Beyaz bir yüz, eski zamanlarda rütbeyi ve yüksek sosyal statüyü sembolize ediyordu, ancak hiç sağlıklı bir insan görüntüsü vermiyordu. Kırmızı cilt için, eski Romalılar daha sağlıklı görünmek için allık kullandılar. Ancak allık her zaman güvenli malzemelerle yapılmazdı. Böyle bir bileşen cinnabar, yani kırmızı cevher olarak da bilinen cıvanın parlak kırmızı formuydu. Cinnabar genellikle çiçek yaprakları ve kırmızı tebeşirle birlikte rujlara karıştırılırdı.
Antik çağlarda bile vücut epilasyonu hem kadınların hem de erkeklerin hayatında önemli bir rol oynamıştır. Genç Yunan kızları, yetişkin bir kadın olarak artık mahrem bölgelerindeki tüyleri alma konusunda endişelenmelerine gerek kalmaması için ergenlik çağında kasık kıllarını inceltmeye başladılar. Epilasyon için tüyleri tek tek çiğneyen böcekler kullanıldı.

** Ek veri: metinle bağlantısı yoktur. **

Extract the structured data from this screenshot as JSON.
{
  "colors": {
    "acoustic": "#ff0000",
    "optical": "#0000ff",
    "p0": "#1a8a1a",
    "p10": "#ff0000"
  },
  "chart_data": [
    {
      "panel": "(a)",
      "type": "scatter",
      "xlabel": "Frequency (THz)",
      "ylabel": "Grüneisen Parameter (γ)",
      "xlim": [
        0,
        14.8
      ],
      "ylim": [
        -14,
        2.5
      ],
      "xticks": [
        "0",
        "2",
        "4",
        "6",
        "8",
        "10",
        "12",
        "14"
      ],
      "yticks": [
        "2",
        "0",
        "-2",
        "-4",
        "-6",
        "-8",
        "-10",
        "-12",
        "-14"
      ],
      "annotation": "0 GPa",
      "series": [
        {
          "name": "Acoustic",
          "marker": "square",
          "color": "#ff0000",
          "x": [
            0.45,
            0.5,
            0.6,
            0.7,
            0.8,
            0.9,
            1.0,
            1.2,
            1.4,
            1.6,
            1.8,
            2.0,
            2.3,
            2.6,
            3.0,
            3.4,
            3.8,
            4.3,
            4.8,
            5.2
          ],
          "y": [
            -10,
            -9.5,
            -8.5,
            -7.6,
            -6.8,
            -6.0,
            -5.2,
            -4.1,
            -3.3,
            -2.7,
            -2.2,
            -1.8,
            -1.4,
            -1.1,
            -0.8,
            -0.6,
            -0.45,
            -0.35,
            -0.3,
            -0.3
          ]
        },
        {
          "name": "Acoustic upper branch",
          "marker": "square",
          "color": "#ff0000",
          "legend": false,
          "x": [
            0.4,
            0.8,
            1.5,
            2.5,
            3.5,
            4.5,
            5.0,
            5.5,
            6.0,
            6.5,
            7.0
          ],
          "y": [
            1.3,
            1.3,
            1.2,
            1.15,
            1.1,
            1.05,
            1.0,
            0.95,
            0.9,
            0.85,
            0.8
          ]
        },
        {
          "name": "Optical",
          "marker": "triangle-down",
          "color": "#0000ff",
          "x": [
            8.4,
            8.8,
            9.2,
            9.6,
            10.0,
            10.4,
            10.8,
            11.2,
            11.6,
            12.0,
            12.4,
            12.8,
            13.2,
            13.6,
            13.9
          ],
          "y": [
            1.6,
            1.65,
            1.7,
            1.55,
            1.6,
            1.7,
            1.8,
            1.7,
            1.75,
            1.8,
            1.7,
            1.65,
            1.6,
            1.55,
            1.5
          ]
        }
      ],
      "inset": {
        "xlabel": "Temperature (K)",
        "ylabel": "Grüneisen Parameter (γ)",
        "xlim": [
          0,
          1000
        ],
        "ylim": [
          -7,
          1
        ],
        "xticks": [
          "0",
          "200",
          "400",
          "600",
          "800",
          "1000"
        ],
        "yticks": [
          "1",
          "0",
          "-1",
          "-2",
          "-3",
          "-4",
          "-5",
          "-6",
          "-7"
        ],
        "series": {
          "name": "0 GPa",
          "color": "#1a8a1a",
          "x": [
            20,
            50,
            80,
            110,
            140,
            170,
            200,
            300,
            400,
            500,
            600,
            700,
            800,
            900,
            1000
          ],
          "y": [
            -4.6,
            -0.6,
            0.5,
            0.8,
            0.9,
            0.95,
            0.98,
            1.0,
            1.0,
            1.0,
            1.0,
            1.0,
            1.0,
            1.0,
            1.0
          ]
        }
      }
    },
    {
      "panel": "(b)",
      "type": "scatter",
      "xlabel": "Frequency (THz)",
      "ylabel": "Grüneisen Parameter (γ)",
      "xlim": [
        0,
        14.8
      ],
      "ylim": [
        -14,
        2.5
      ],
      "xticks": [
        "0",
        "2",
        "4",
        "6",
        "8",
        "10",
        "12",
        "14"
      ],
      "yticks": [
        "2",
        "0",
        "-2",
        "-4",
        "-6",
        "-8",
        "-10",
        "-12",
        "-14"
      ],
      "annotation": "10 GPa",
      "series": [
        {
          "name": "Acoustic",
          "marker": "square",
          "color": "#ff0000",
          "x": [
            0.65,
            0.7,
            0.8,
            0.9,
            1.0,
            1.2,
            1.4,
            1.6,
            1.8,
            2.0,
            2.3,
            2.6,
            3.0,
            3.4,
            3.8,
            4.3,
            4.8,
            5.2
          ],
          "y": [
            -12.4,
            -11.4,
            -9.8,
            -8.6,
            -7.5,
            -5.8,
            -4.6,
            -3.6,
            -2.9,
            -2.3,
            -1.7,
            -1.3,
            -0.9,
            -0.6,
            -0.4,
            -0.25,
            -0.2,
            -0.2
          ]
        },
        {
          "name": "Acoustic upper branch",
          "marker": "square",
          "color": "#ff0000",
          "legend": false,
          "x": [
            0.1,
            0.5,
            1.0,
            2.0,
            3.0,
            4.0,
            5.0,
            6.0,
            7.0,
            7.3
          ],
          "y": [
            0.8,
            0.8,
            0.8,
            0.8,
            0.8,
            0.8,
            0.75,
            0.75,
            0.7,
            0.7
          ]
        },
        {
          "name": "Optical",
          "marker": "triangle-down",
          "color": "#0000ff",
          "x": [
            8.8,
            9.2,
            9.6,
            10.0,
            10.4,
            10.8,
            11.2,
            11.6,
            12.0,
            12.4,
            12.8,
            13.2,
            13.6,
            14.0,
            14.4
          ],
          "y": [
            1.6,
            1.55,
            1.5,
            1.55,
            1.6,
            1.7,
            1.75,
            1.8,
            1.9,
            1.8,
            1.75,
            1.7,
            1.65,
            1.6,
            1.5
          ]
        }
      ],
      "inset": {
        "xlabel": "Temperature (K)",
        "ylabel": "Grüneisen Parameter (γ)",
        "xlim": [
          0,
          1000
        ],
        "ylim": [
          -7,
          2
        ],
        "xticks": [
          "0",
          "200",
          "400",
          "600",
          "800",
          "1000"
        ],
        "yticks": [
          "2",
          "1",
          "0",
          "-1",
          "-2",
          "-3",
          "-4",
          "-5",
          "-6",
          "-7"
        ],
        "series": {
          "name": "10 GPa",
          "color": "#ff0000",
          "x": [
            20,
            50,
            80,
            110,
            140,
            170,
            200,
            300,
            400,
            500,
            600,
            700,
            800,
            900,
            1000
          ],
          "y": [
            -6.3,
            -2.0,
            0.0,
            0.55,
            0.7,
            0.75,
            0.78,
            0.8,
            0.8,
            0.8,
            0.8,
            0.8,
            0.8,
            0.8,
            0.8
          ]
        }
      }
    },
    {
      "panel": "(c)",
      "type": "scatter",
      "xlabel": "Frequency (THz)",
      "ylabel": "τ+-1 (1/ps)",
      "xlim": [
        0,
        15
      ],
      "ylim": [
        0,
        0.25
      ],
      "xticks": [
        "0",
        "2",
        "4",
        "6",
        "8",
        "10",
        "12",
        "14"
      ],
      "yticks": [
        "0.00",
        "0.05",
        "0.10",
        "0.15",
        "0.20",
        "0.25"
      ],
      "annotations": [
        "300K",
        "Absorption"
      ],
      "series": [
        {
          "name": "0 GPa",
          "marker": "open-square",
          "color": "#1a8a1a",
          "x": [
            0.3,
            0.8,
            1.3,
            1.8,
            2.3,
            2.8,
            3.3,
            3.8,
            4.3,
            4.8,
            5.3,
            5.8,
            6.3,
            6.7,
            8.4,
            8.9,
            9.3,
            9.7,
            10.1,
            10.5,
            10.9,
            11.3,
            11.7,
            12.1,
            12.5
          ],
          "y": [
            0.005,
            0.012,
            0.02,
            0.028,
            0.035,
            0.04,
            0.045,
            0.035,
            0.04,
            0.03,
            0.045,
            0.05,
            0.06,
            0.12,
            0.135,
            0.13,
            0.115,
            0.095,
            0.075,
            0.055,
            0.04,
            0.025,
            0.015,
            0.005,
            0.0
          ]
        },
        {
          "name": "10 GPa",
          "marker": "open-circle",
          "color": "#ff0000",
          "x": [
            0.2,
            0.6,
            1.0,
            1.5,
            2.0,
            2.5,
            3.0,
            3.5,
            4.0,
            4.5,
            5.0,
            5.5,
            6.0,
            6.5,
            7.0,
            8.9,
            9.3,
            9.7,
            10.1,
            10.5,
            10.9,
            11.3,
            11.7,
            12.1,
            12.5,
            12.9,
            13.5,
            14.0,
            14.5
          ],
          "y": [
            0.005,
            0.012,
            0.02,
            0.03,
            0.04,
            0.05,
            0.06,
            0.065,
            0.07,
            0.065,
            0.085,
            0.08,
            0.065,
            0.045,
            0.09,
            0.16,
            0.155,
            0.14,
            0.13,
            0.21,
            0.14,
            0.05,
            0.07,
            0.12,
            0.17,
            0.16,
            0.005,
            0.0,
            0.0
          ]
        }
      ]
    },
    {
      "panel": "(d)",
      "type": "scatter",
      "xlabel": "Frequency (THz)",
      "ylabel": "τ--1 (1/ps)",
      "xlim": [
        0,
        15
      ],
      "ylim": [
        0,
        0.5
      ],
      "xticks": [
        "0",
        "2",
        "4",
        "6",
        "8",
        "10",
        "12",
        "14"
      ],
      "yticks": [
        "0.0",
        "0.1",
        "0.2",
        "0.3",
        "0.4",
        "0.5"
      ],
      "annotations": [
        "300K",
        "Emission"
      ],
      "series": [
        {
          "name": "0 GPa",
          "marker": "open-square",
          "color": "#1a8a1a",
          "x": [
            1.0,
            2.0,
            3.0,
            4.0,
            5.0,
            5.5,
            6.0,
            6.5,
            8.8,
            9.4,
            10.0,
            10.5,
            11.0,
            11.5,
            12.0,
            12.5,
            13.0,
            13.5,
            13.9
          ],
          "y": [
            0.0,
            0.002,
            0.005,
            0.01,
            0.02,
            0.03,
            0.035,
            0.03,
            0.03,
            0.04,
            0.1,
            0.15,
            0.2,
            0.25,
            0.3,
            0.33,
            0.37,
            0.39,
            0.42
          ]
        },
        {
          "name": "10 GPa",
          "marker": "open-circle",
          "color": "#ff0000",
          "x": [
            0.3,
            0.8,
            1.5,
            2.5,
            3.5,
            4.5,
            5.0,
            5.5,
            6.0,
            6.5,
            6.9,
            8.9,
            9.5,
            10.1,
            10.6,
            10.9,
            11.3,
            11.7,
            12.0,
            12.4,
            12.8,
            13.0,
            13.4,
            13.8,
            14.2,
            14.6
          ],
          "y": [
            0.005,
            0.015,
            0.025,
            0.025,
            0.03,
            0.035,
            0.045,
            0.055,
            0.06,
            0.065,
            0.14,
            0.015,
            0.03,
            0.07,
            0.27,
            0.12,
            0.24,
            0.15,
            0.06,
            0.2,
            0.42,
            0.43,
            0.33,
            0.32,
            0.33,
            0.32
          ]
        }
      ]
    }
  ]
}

Mısır ve Doğu'da kadınlar da Kleopatra'nın samimi reçine tarifini izleyerek kendilerini esirgemediler, yanmış kireç, arsenik trisülfat, su ve zeytinyağından reçine yaptılar ve bu da ciltte sıklıkla yanıklara neden oldu.
Kurşun cilde yeterince zarar vermiyormuş gibi, bazı eski makyaj ürünleri arsenikle karıştırılarak onlara kar beyazı tenleri verildi. Yüz kremine ek olarak arsenik de tüketildi. Arsenik kütlesini küçük gofretlere yaydılar ve sivilceleri ve diğer lekeleri ve cilt lezyonlarını giderdiklerini iddia ettiler. Arsenikli gofret tüketimine aşırı düşkün olanlar genellikle hastalandı. Kusma, ishal ve karın ağrısının eşlik ettiği hastalık sıklıkla ölüme neden oluyordu.